We don't get a childcare subsidy, we are just out of the income threshold by about $40. If we earned about $45 less we would get about $200 for childcare.
You could say we are worse off for working as many hours as we do, for the money we do. $500 a week, or soon to be $550 a week, that's a lot of money. We know our kids are cared for, happy and safe, but still, that's $500.
Each morning, my partner leaves to go to work about 6.30am, when I'm getting the household up. It's a struggle, the two older children crying that it's still night.
There's showers to be had, wet beds to be stripped, lunches to be made, breakfasts to be eaten, dressing, sorting the baby, bags to be packed, etc.
There are tears, tantrums, and stubbornness . My patience is tested. We aim to get out the door by 7.30am, which is slowly getting later and later.
Off we go to the childcare centre, where my friend meets me to take the baby, and up until now, she took my 6-year-old too.
My 6-year-old can't go to school until 8.30am, but I start my job at that time.
I am wound up as I walk in the door to work, skulling back a berrocca drink to try to shake off the morning yuckiness.
I work, come home at lunch and try to pre-start tea, rush back to work, finish about 5pm (sometimes slightly later) out the door, in the car, rush to daycare, and pick up one child.
The baby is dropped off at home as my partner gets home just before I do, and he retrieves the 6-year-old from the afterschool programme which is two doors down from our house.
Once in the door, three kids want attention, cooking tea, trying to sort the kitchen and dishes, tea served, homework to be done, sometimes baths to be had.
Clean up kitchen, kids to bed, washing on and hung out, check notices, etc.
My partner is doing the washing, with a baby in cloth nappies, and all the daycare clothes, school clothes, swimming gear, his work clothes, my work clothes, baby clothes, towels, kitchen towels, etc. There are usually four to five loads needing done a day.
Currently we have a broken washing machine which we can't fix. We can't afford a new one, so we manually fill it with a hose from the sink next to it, as the function on it for filling with water is what's broken.
It means we have to stand next to it to ensure it doesn't overflow, and turn it off during cycles. I have flooded the house many, many times.

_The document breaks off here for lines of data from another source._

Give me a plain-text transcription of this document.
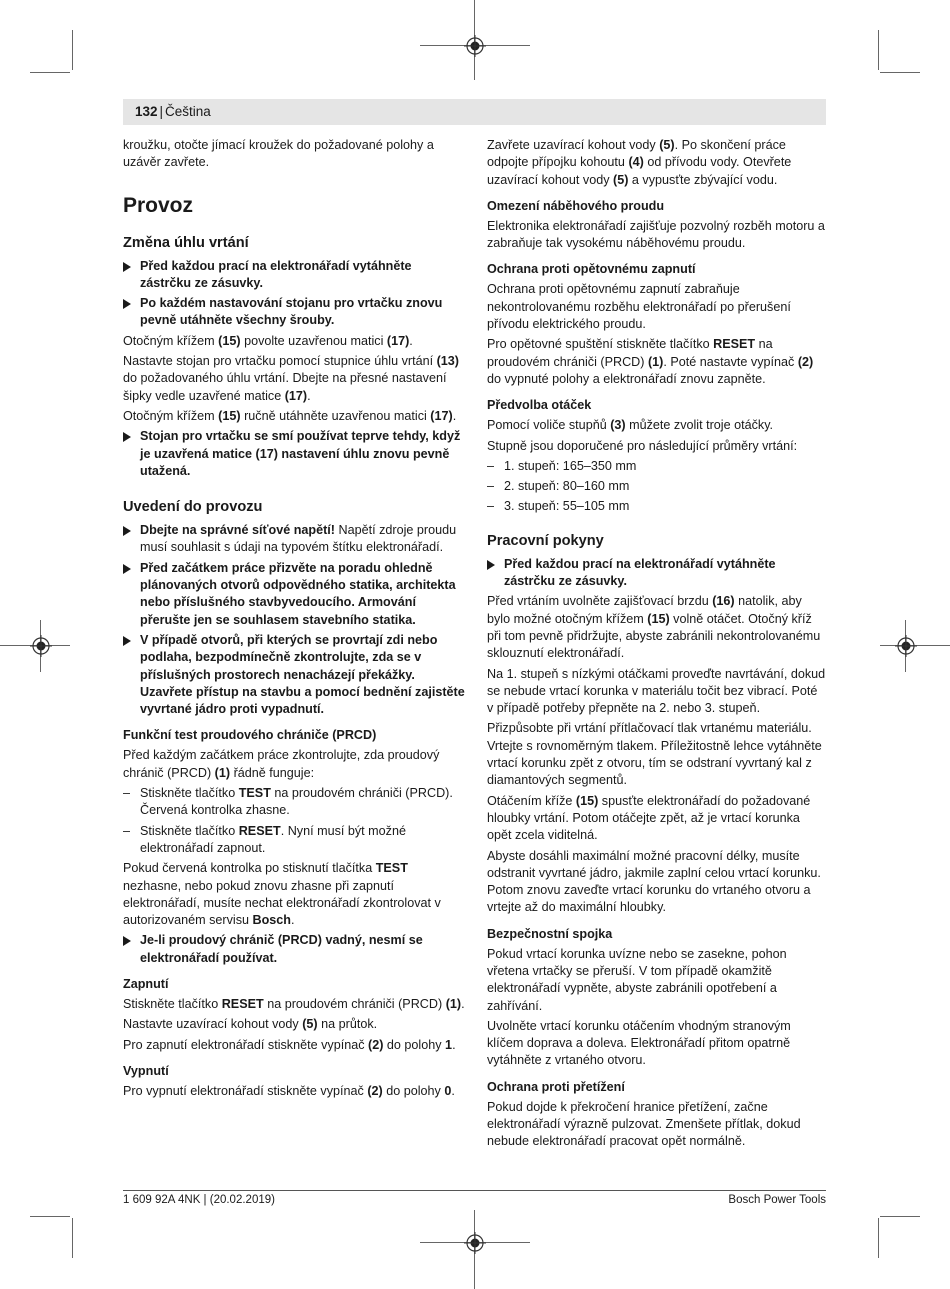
132 | Čeština

kroužku, otočte jímací kroužek do požadované polohy a uzávěr zavřete.

Provoz
Změna úhlu vrtání
Před každou prací na elektronářadí vytáhněte zástrčku ze zásuvky.
Po každém nastavování stojanu pro vrtačku znovu pevně utáhněte všechny šrouby.

Otočným křížem (15) povolte uzavřenou matici (17).

Nastavte stojan pro vrtačku pomocí stupnice úhlu vrtání (13) do požadovaného úhlu vrtání. Dbejte na přesné nastavení šipky vedle uzavřené matice (17).

Otočným křížem (15) ručně utáhněte uzavřenou matici (17).

Stojan pro vrtačku se smí používat teprve tehdy, když je uzavřená matice (17) nastavení úhlu znovu pevně utažená.
Uvedení do provozu
Dbejte na správné síťové napětí! Napětí zdroje proudu musí souhlasit s údaji na typovém štítku elektronářadí.
Před začátkem práce přizvěte na poradu ohledně plánovaných otvorů odpovědného statika, architekta nebo příslušného stavbyvedoucího. Armování přerušte jen se souhlasem stavebního statika.
V případě otvorů, při kterých se provrtají zdi nebo podlaha, bezpodmínečně zkontrolujte, zda se v příslušných prostorech nenacházejí překážky. Uzavřete přístup na stavbu a pomocí bednění zajistěte vyvrtané jádro proti vypadnutí.
Funkční test proudového chrániče (PRCD)

Před každým začátkem práce zkontrolujte, zda proudový chránič (PRCD) (1) řádně funguje:

– Stiskněte tlačítko TEST na proudovém chrániči (PRCD). Červená kontrolka zhasne.
– Stiskněte tlačítko RESET. Nyní musí být možné elektronářadí zapnout.

Pokud červená kontrolka po stisknutí tlačítka TEST nezhasne, nebo pokud znovu zhasne při zapnutí elektronářadí, musíte nechat elektronářadí zkontrolovat v autorizovaném servisu Bosch.

Je-li proudový chránič (PRCD) vadný, nesmí se elektronářadí používat.
Zapnutí

Stiskněte tlačítko RESET na proudovém chrániči (PRCD) (1).

Nastavte uzavírací kohout vody (5) na průtok.

Pro zapnutí elektronářadí stiskněte vypínač (2) do polohy 1.

Vypnutí

Pro vypnutí elektronářadí stiskněte vypínač (2) do polohy 0.

Zavřete uzavírací kohout vody (5). Po skončení práce odpojte přípojku kohoutu (4) od přívodu vody. Otevřete uzavírací kohout vody (5) a vypusťte zbývající vodu.

Omezení náběhového proudu

Elektronika elektronářadí zajišťuje pozvolný rozběh motoru a zabraňuje tak vysokému náběhovému proudu.

Ochrana proti opětovnému zapnutí

Ochrana proti opětovnému zapnutí zabraňuje nekontrolovanému rozběhu elektronářadí po přerušení přívodu elektrického proudu.

Pro opětovné spuštění stiskněte tlačítko RESET na proudovém chrániči (PRCD) (1). Poté nastavte vypínač (2) do vypnuté polohy a elektronářadí znovu zapněte.

Předvolba otáček

Pomocí voliče stupňů (3) můžete zvolit troje otáčky.

Stupně jsou doporučené pro následující průměry vrtání:

– 1. stupeň: 165–350 mm
– 2. stupeň: 80–160 mm
– 3. stupeň: 55–105 mm
Pracovní pokyny
Před každou prací na elektronářadí vytáhněte zástrčku ze zásuvky.

Před vrtáním uvolněte zajišťovací brzdu (16) natolik, aby bylo možné otočným křížem (15) volně otáčet. Otočný kříž při tom pevně přidržujte, abyste zabránili nekontrolovanému sklouznutí elektronářadí.

Na 1. stupeň s nízkými otáčkami proveďte navrtávání, dokud se nebude vrtací korunka v materiálu točit bez vibrací. Poté v případě potřeby přepněte na 2. nebo 3. stupeň.

Přizpůsobte při vrtání přítlačovací tlak vrtanému materiálu. Vrtejte s rovnoměrným tlakem. Příležitostně lehce vytáhněte vrtací korunku zpět z otvoru, tím se odstraní vyvrtaný kal z diamantových segmentů.

Otáčením kříže (15) spusťte elektronářadí do požadované hloubky vrtání. Potom otáčejte zpět, až je vrtací korunka opět zcela viditelná.

Abyste dosáhli maximální možné pracovní délky, musíte odstranit vyvrtané jádro, jakmile zaplní celou vrtací korunku. Potom znovu zaveďte vrtací korunku do vrtaného otvoru a vrtejte až do maximální hloubky.

Bezpečnostní spojka

Pokud vrtací korunka uvízne nebo se zasekne, pohon vřetena vrtačky se přeruší. V tom případě okamžitě elektronářadí vypněte, abyste zabránili opotřebení a zahřívání.

Uvolněte vrtací korunku otáčením vhodným stranovým klíčem doprava a doleva. Elektronářadí přitom opatrně vytáhněte z vrtaného otvoru.

Ochrana proti přetížení

Pokud dojde k překročení hranice přetížení, začne elektronářadí výrazně pulzovat. Zmenšete přítlak, dokud nebude elektronářadí pracovat opět normálně.

1 609 92A 4NK | (20.02.2019)	Bosch Power Tools
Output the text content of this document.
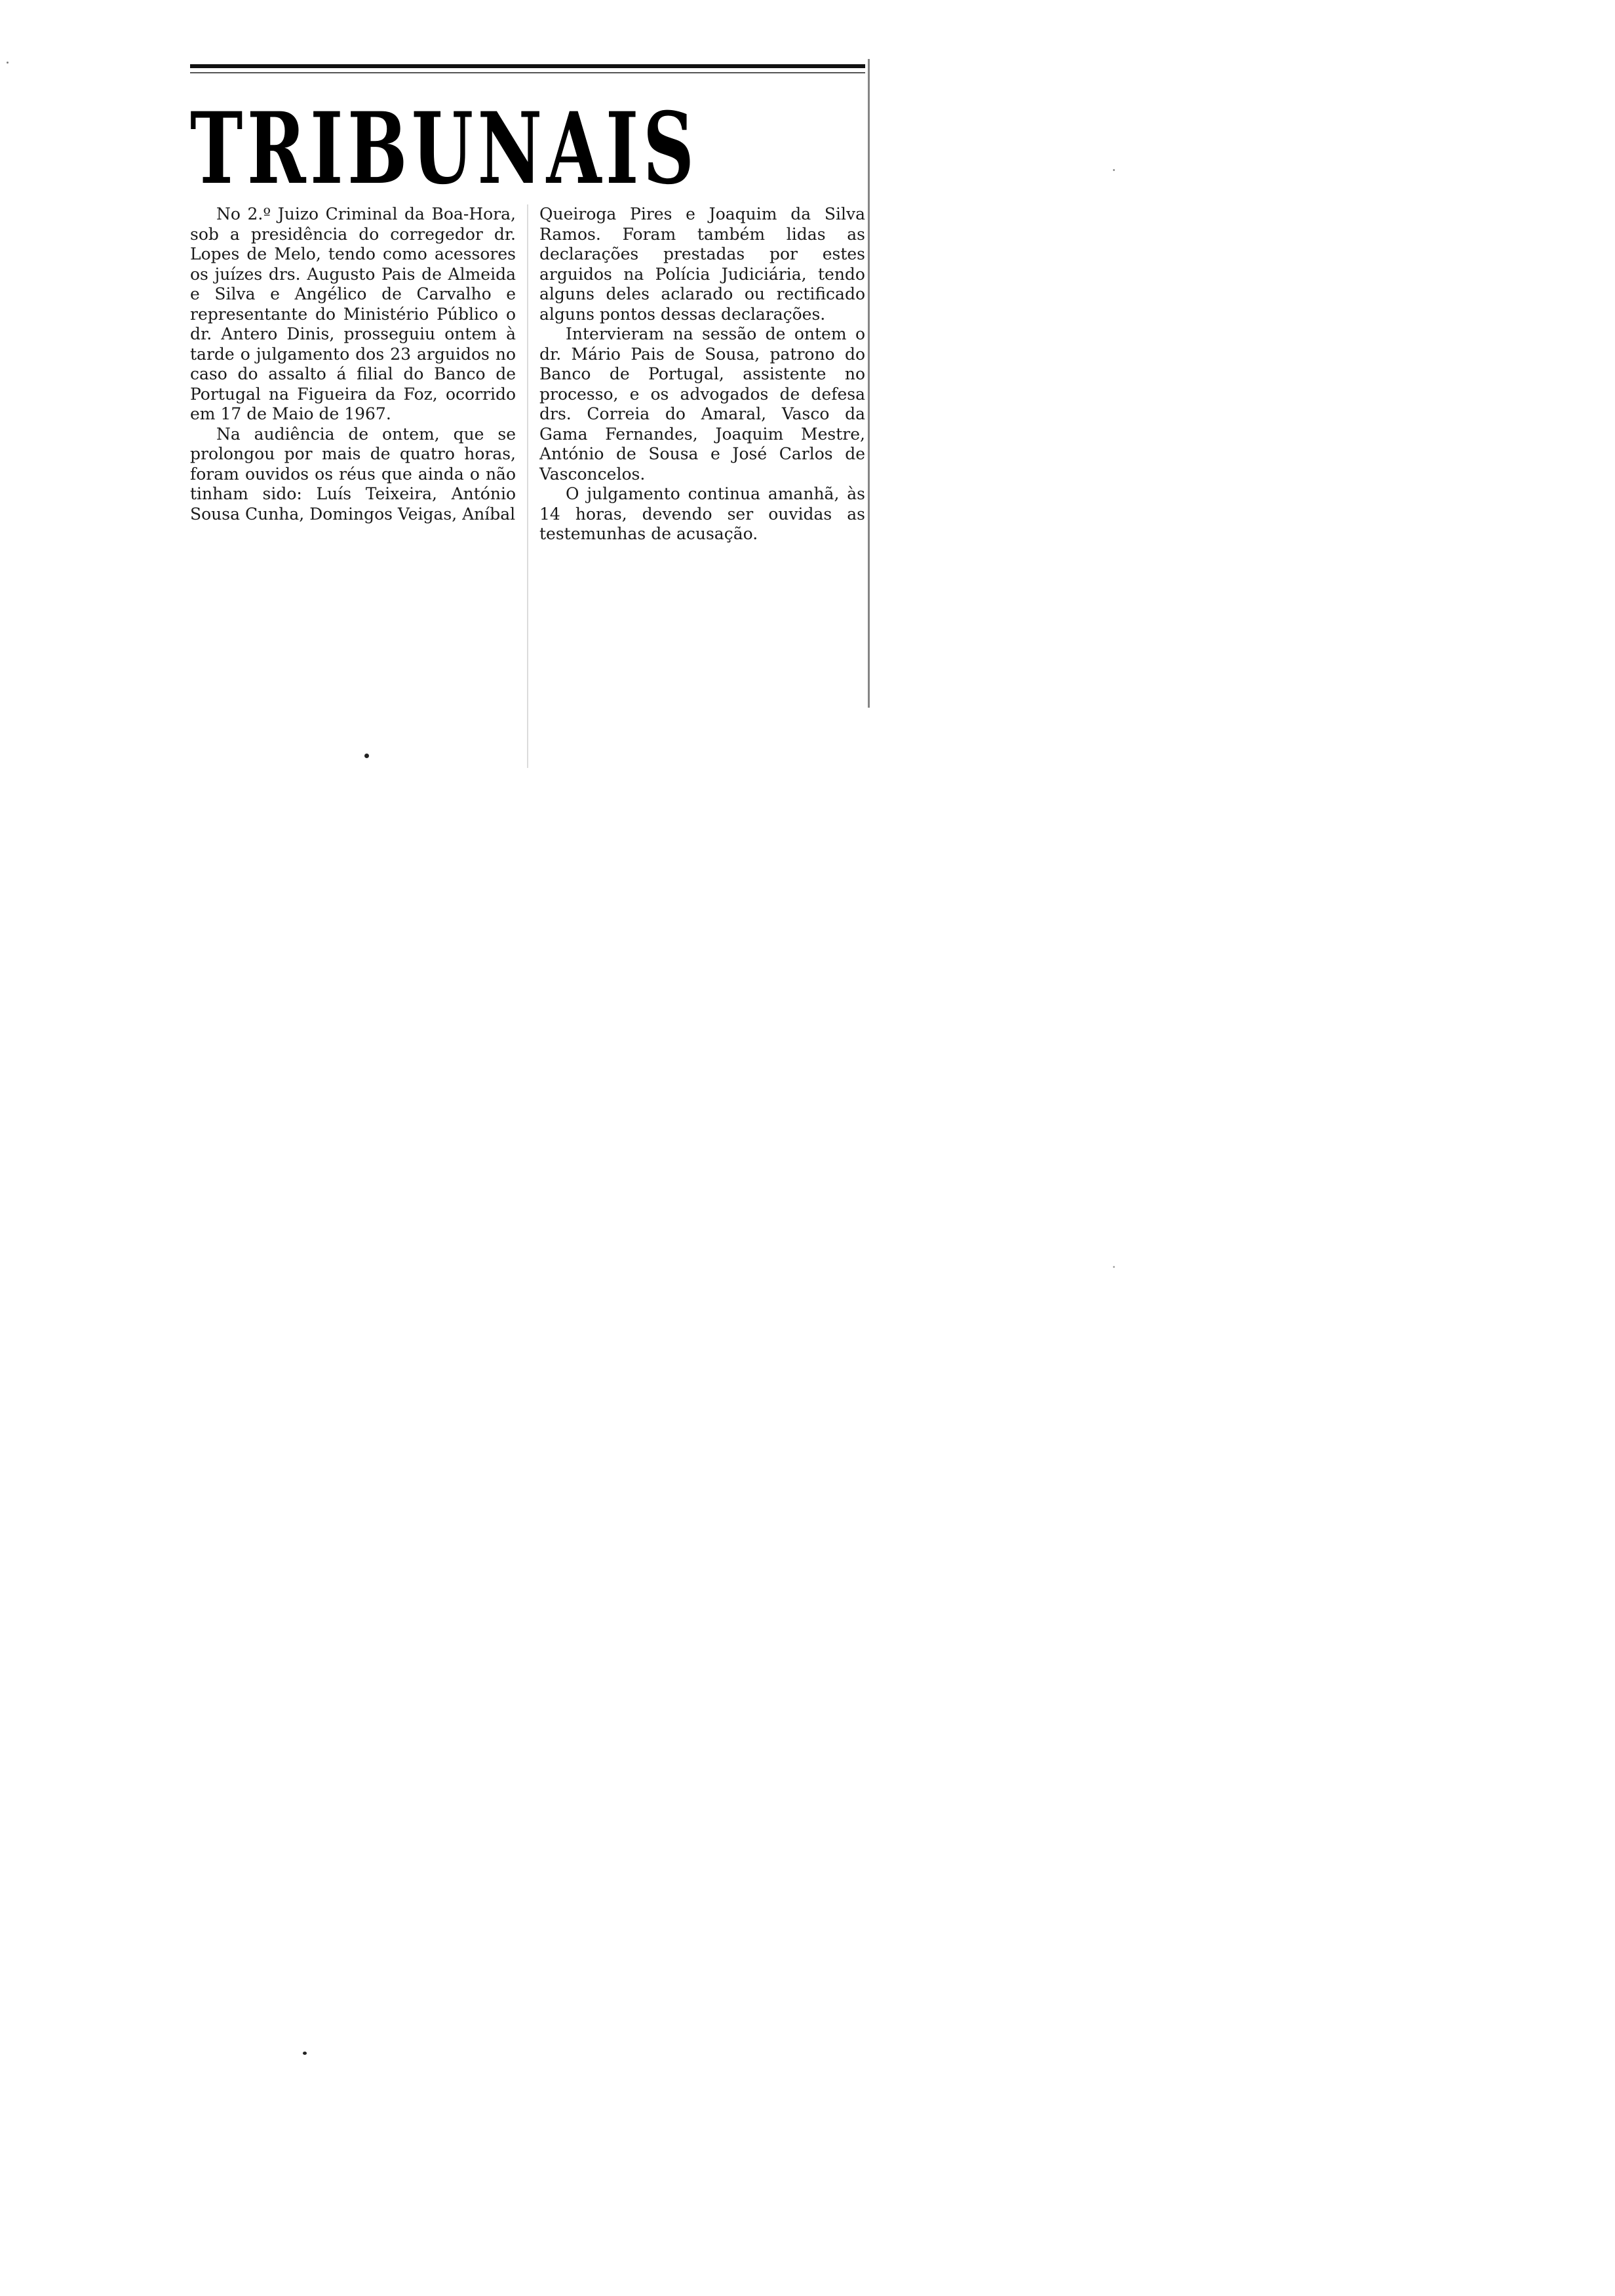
TRIBUNAIS

No 2.º Juizo Criminal da Boa-Hora, sob a presidência do corregedor dr. Lopes de Melo, tendo como acessores os juízes drs. Augusto Pais de Almeida e Silva e Angélico de Carvalho e representante do Ministério Público o dr. Antero Dinis, prosseguiu ontem à tarde o julgamento dos 23 arguidos no caso do assalto á filial do Banco de Portugal na Figueira da Foz, ocorrido em 17 de Maio de 1967.

Na audiência de ontem, que se prolongou por mais de quatro horas, foram ouvidos os réus que ainda o não tinham sido: Luís Teixeira, António Sousa Cunha, Domingos Veigas, Aníbal

Queiroga Pires e Joaquim da Silva Ramos. Foram também lidas as declarações prestadas por estes arguidos na Polícia Judiciária, tendo alguns deles aclarado ou rectificado alguns pontos dessas declarações.

Intervieram na sessão de ontem o dr. Mário Pais de Sousa, patrono do Banco de Portugal, assistente no processo, e os advogados de defesa drs. Correia do Amaral, Vasco da Gama Fernandes, Joaquim Mestre, António de Sousa e José Carlos de Vasconcelos.

O julgamento continua amanhã, às 14 horas, devendo ser ouvidas as testemunhas de acusação.
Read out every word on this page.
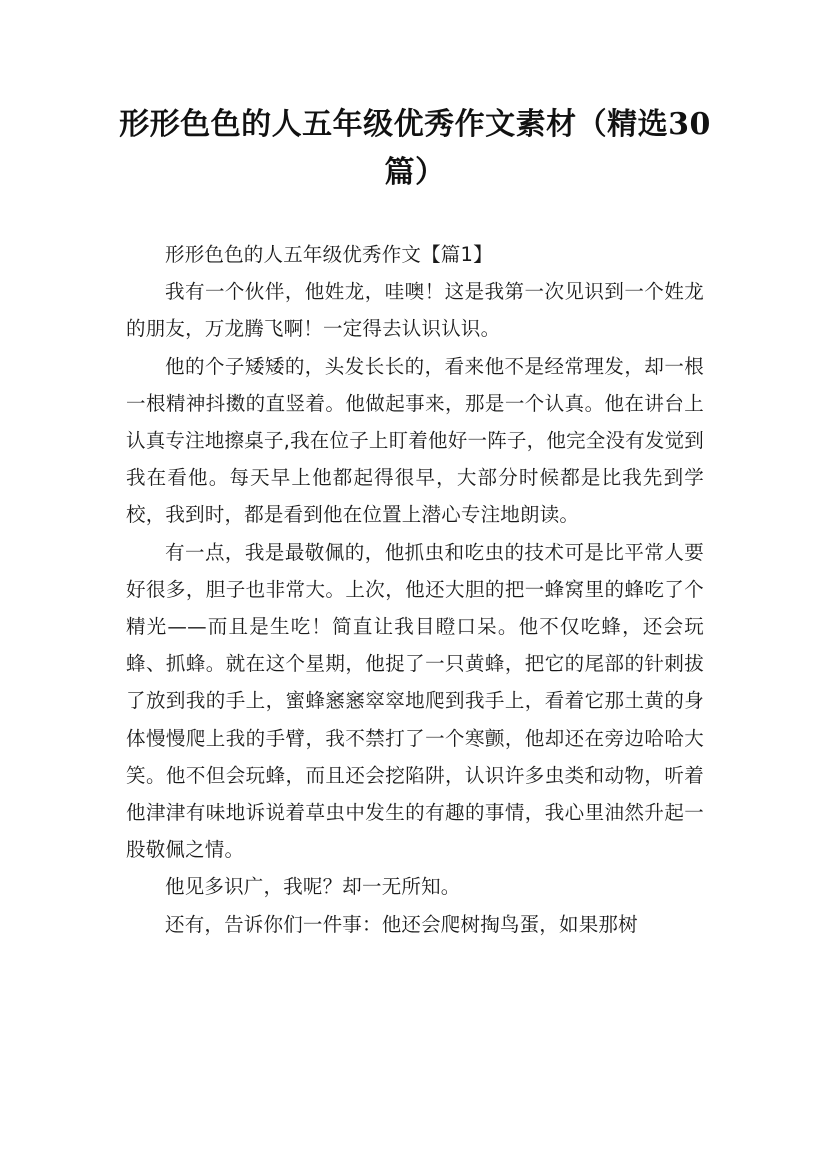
形形色色的人五年级优秀作文素材（精选30篇）

形形色色的人五年级优秀作文【篇1】

我有一个伙伴，他姓龙，哇噢！这是我第一次见识到一个姓龙的朋友，万龙腾飞啊！一定得去认识认识。

他的个子矮矮的，头发长长的，看来他不是经常理发，却一根一根精神抖擞的直竖着。他做起事来，那是一个认真。他在讲台上认真专注地擦桌子,我在位子上盯着他好一阵子，他完全没有发觉到我在看他。每天早上他都起得很早，大部分时候都是比我先到学校，我到时，都是看到他在位置上潜心专注地朗读。

有一点，我是最敬佩的，他抓虫和吃虫的技术可是比平常人要好很多，胆子也非常大。上次，他还大胆的把一蜂窝里的蜂吃了个精光——而且是生吃！简直让我目瞪口呆。他不仅吃蜂，还会玩蜂、抓蜂。就在这个星期，他捉了一只黄蜂，把它的尾部的针刺拔了放到我的手上，蜜蜂窸窸窣窣地爬到我手上，看着它那土黄的身体慢慢爬上我的手臂，我不禁打了一个寒颤，他却还在旁边哈哈大笑。他不但会玩蜂，而且还会挖陷阱，认识许多虫类和动物，听着他津津有味地诉说着草虫中发生的有趣的事情，我心里油然升起一股敬佩之情。

他见多识广，我呢？却一无所知。

还有，告诉你们一件事：他还会爬树掏鸟蛋，如果那树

If only we had extra money each week to be able to afford a new machine.
In all honesty, I don't get to sit down until about 10pm, sometimes later. I'm knackered and grumpy. I'm over it, and the next day we start the routine all over again.
Working and kids is hard. At the moment I'm struggling to find a work-life balance with no option of going part time in my current job.
The cost of childcare means each week after bills are paid, and basic groceries are bought, there is nothing for me.
I don't smoke or drink. I can't even occasionally treat myself to anything for the exhausting week I've just had.
We are trying to weigh up if it's worth us both working. We don't get tax credits from IRD either due to a stuff-up with ACC and IRD. Long story, but I have a huge debt and no entitlement.
If only the government would address working families like us, who don't quite qualify for the things which are meant to make it easier for families to work.
A childcare subsidy should be more realistic. Why make a family who is trying its best worse off? It's like being punished.
Working for families. Well, it doesn't work for us.